What is the role of ISA (Instruction Set Architecture) in the comp arch abstraction stack.

Question

I have programming background, and I recently started taking computer architecture course. Most of the lectures I see use the some sort of the layering as described in the following diagram explaining what will be covered in the course.

The question here is compiler (System software) takes care of converting high level/assembly code to machine code that can be understood by the processor. OS executes this code by managing the resources such as processor scheduling, memory management etc.. so what's the role of ISA layer here

1. What is the input interface to this layer (Machine code from OS)?
2. What is the output interface to this layer?

Image courtesy: http://theembeddedguy.com/2016/05/15/layers-of-abstraction/

Answer 1

The ISA is the level which a compiler targets (although optimisations are sensitive to the micro-architecture, particularly in terms of optimum scheduling). The ISA is a simplified but sufficient definition of the hardware interface.

The ISA describes the abstract behaviour of the underlying compute engine, and what the fundamental operations that can be encoded in machine code instructions. It will define what sort of registers the processor has, how they interact with memory, and what arithmetic operations are possible.

The ISA can also influence how easy it is to optimise the implementation (for example long pipelines, or wide issue), and may implement features which are intended to target specific high level languages (or simplify a compiler's task).

Along with the ISA, there will be architectural guarantees of ordering, exceptions, power control and access controls which also define the processor architecture. These are not relevant to a compiler (and frequently require intrinsics to access), but are critical to an OS (and sometimes applications).

Your diagram is a misleading abstraction, although each element is distinct, they don't interface to each other in the same way as a software stack would. Micro-architecture is for example influenced by feature size - both in terms of timing and costs - the gate level view is what designers think of when of when working on micro-arch).

To give a high level example of what an ISA is, consider how a fixed-length 32 bit instruction might be split up.

4 bits for instruction type (Load/Store, ALU, etc) 4 bits for instruction operation (Add/Sub, or addressing mode) 4 bits for operand 1 register 4 bits for operand 2 register 4 bits for destination register 4 bits for flow control 4 bits for constant input (e.g. operand shift) 4 more bits specific to the instruction

You would want to map these onto some superset of the functions you need for an efficient turing machine. Thus the ISA describes precisely what the machine code and assembly code represent (in a more-or-less 1:1 relation). Some instructions (NOP being the obvious example) can be achieved using a custom opcode, or a A=A|A type instruction if symmetry permits these.

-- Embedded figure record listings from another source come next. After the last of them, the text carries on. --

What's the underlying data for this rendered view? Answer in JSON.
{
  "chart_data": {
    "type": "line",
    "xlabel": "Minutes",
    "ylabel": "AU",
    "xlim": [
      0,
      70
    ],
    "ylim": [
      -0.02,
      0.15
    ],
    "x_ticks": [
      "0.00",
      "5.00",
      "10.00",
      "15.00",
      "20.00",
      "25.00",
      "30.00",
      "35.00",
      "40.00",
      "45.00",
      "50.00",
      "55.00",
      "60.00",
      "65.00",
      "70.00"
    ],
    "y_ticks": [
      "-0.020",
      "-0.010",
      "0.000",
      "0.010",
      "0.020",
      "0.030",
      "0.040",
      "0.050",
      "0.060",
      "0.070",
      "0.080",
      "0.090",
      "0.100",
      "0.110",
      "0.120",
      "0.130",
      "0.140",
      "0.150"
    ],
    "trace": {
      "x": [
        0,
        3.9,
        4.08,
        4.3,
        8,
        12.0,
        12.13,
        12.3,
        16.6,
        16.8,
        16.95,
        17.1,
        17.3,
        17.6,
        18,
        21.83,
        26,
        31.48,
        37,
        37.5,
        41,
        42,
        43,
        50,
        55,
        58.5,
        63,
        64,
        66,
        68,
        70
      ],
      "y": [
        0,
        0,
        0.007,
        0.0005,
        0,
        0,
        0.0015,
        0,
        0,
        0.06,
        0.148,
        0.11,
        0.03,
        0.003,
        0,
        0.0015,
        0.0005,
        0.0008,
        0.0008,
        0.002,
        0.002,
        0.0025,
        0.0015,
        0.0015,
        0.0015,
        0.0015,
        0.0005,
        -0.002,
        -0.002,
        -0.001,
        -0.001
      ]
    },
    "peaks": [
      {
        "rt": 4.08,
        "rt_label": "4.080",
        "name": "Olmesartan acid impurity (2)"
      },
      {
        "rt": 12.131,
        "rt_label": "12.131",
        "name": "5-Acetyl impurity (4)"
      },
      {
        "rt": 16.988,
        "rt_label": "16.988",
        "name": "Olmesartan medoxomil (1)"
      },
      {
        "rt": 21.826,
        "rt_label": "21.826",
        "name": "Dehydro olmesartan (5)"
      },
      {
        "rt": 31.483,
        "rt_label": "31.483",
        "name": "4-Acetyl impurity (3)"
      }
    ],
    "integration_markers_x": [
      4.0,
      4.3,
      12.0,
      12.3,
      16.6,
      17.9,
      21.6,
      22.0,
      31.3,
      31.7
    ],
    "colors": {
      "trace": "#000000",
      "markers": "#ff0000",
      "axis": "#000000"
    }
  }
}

In reference to the source of the diagram, in computer architecture, the micro-architecture would not generally be used to refer to the RAM, ROM and timers in a microcontroller. It would refer to how integer divide is implemented, how many instructions can execute per cycle, how many loads can be outstanding at a time - the sort of detail that is hard to observe in software at all.

Answer 2

The chart isn't about inputs and outputs at all, so the question as phrased is meaningless.

Any given system can be described at different levels of detail, and that is what the chart is about. Each layer describes the same system, but using different terms of reference.

For example, you could describe a web server at the highest level of abstraction as a computer that accepts HTTP requests and provides the requested data, where "HTTP request" is defined in a particular standards document as a TCP/IP connection carrying data in a particular format (the next level of detail).

The same system could be described in terms of the electromagnetic fields that it receives and transmits, along with how the electrical charges move within the patterns of metal and semiconductor within it. This would be the "physics" level of abstraction. It provides a lot of detail, but it's really too much detail to be useful in terms of understanding the high-level behavior.

In computer systems, the highest levels of abstraction are defined in software. In a sense, each layer of abstraction "runs on" the virtual machine defined by the next-lower level. The ISA is the level at which the transition from software to hardware is made: the ISA defines the hardware-software interface. At this level, the "virtual machine" is very general-purpose, because in most cases, we don't want to be defining different hardware machines for different applications.

In some cases, the ISA itself is an abstraction that runs on a lower-level hardware machine. There are microcoded machines that can load different versions of microcode to impelment different ISAs. The microcode processor is made of physical registers and gates.

I'm trying to read between the lines of your question and answer a question that you didn't really ask — is any of this helping?

Answer 3

I think the diagram is self-explanatory. Within the context and partitioning as presented in the original theembeddedguy.com article and the "input-output" paradigm, input for the layer pictured as "ISA" is the binary code generated at "Machine-Level Code". The ISA layer fetches the binary stream and parses it in accord with inner architecture of a processor. In the particular x86 architecture, it translates complex instructions (CISC) into simpler RISC-type formats in accord with inner processor micro-architecture. This is the "output".

The entire multi-level model is just an abstraction, and is not particularly useful in real world. The boundaries can be blurry, several more abstraction layers can be introduced, in implementations some layers can be combined, etc. The entire theembeddedguy.com article is an eclectic mix of terms, that likely explains the confusion.